‘Operation Plowey’s Buzzcut’ to raise thousands for wounded soldiers
By Andy Darley
Tuesday, January 18th, 2011
Indy Lights racewinner Martin Plowman has swapped his normal tousled hairstyle for a military buzzcut as part of a bid to raise money for armed forces charities in the UK and US.
Plowman, originally from Tamworth but now based in Indianapolis as he seeks an IndyCar Series ride for next season, is one of a group from the championship currently taking part in a goodwill tour of US military bases in Germany, the Middle East and Iraq, plus the aircraft carrier USS Abraham Lincoln in the Persian Gulf.
With Plowman on the tour are former Indianapolis 500 winners Mario Andretti, Al Unser Jr and Johnny Rutherford, team boss and ex-driver Sarah Fisher, veteran racer Davey Hamilton, Larry Foyt of the Foyt racing dynasty, broadcaster Jack Arute, and faces from the series itself such as president Terry Angstadt and ‘trophy girl’ Cameron Haven.
While the aim of the tour is to provide a morale boost to servicemen and women in military hospitals or on active service overseas, and also to publicise the centennial year of the Indy 500, Plowman upped the stakes for himself with his pledge to have his head shaved by a military barber in return for charity donations.
He said: “In addition to our group mission, my personal mission is to raise $10,000 for two good causes – Help for Heroes and the Wounded Warrior Project.
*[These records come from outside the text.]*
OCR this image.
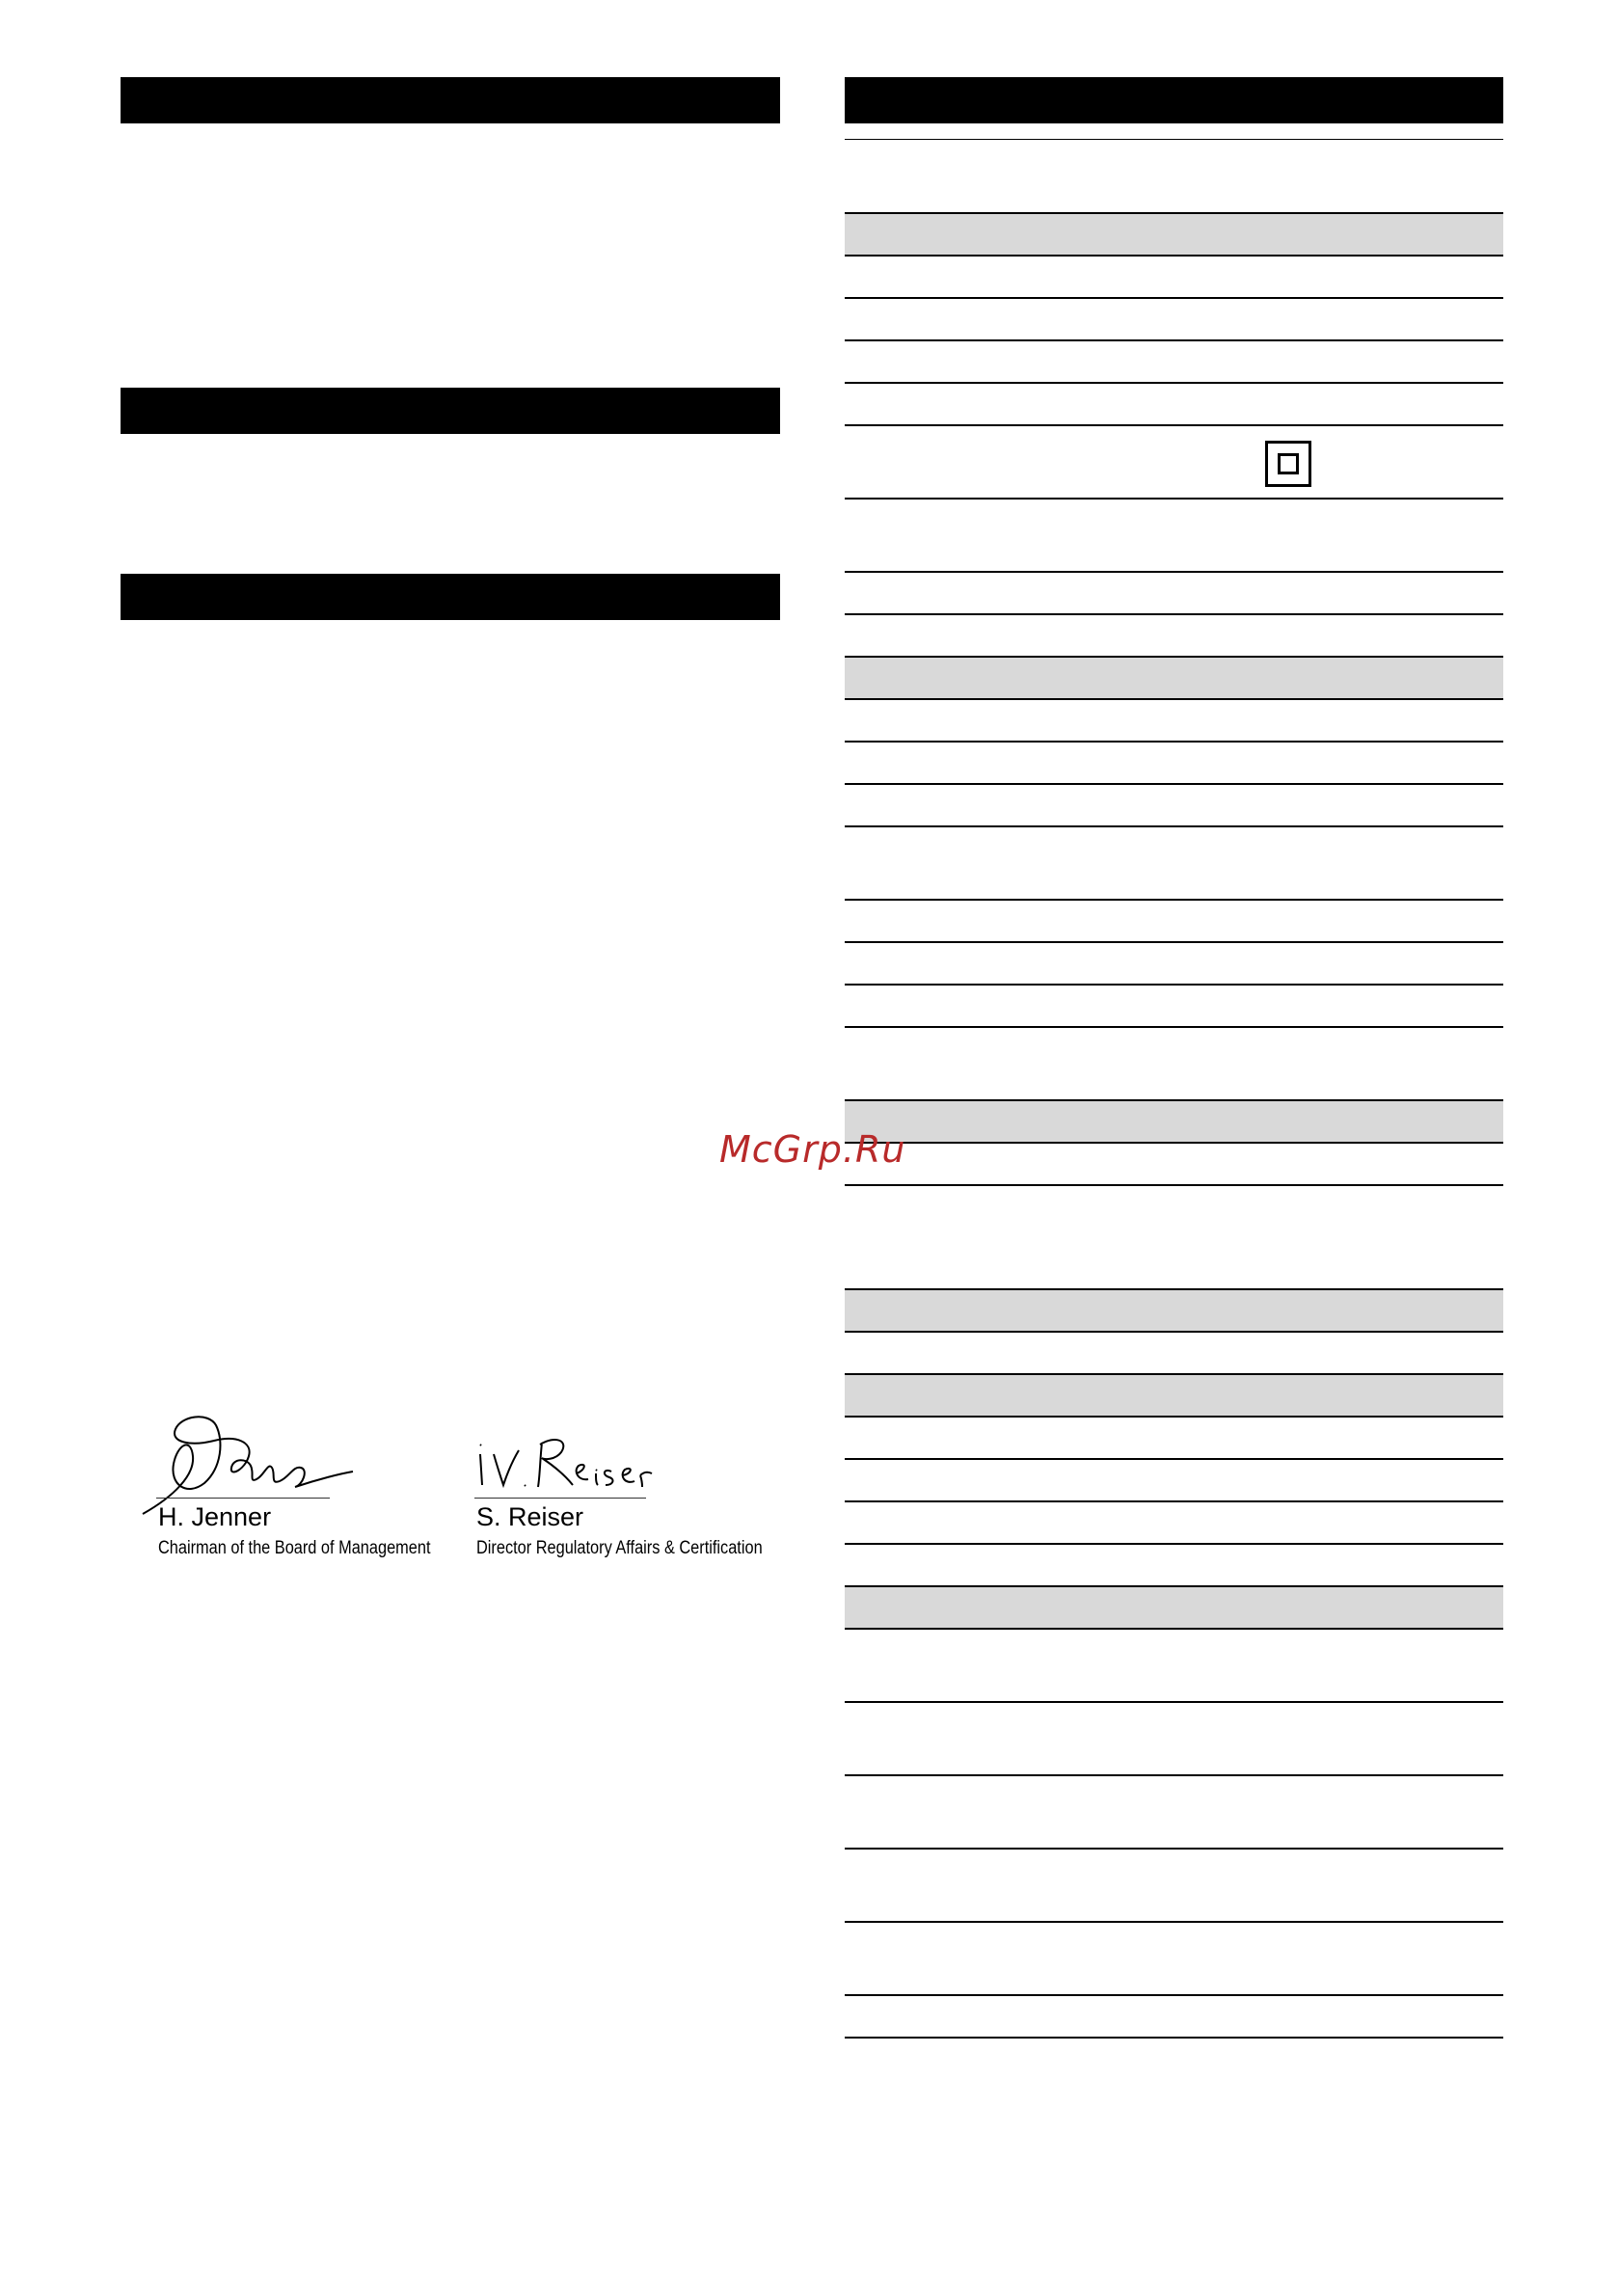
McGrp.Ru
H. Jenner
Chairman of the Board of Management
S. Reiser
Director Regulatory Affairs & Certification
The money raised will help rebuild the lives of soldiers who have made sacrifices so that we may walk free.
“What happens once we reach our $10,000 goal? I will lose my perfectly-coiffed locks and receive a military crew cut while on board a US aircraft carrier by a military barber. It will be filmed and broadcast for each of you to see.”
While the fundraising total hasn’t yet been reached, the deed was done on board the USS Abraham Lincoln – in fact, the crew cut plan went out of the porthole as Arute led chanting spectators in demanding a complete head shave, leaving a shorn Plowey looking rather draughty behind the ears.
“It was quite a hit with the guys and was all in good humour for two great causes,” he said. “‘Coach’, the ship’s barber, did a great job and made the experience a whole lot less painful. It was a lot of fun but in all seriousness this was for a good cause – it was a promise I made and I wanted to keep it.”
The whirlwind pace of the tour has seen the drivers snatching odd hours of sleep on the floor of giant military cargo aircraft as they fly from base to base across time zones, but the reception they have received from racing enthusiasts in the military has made up for it.
“We’re very privileged to have a visit from some of IndyCar’s racing legends and some of the upcoming stars as well,” said Andretti fan and army captain Martha Petersante-Giola at one of the autograph sessions. “Just to see a Foyt, an Andretti and an Unser at the same table is kind of amazing because normally they’ve been duking it out on the track for years and years.”
But the drivers believe the wrong people are saying ‘thank you’. Plowman said: “One common theme I can’t get over is how appreciative the guys are to see us. We are the ones who should be thanking them.
“It’s really starting to hit home how important this mission is to morale. Just by spending time with as many of the troops and sailors as we can, we hope to give them something to smile about and break up the Groundhog Day effect of their deployment.”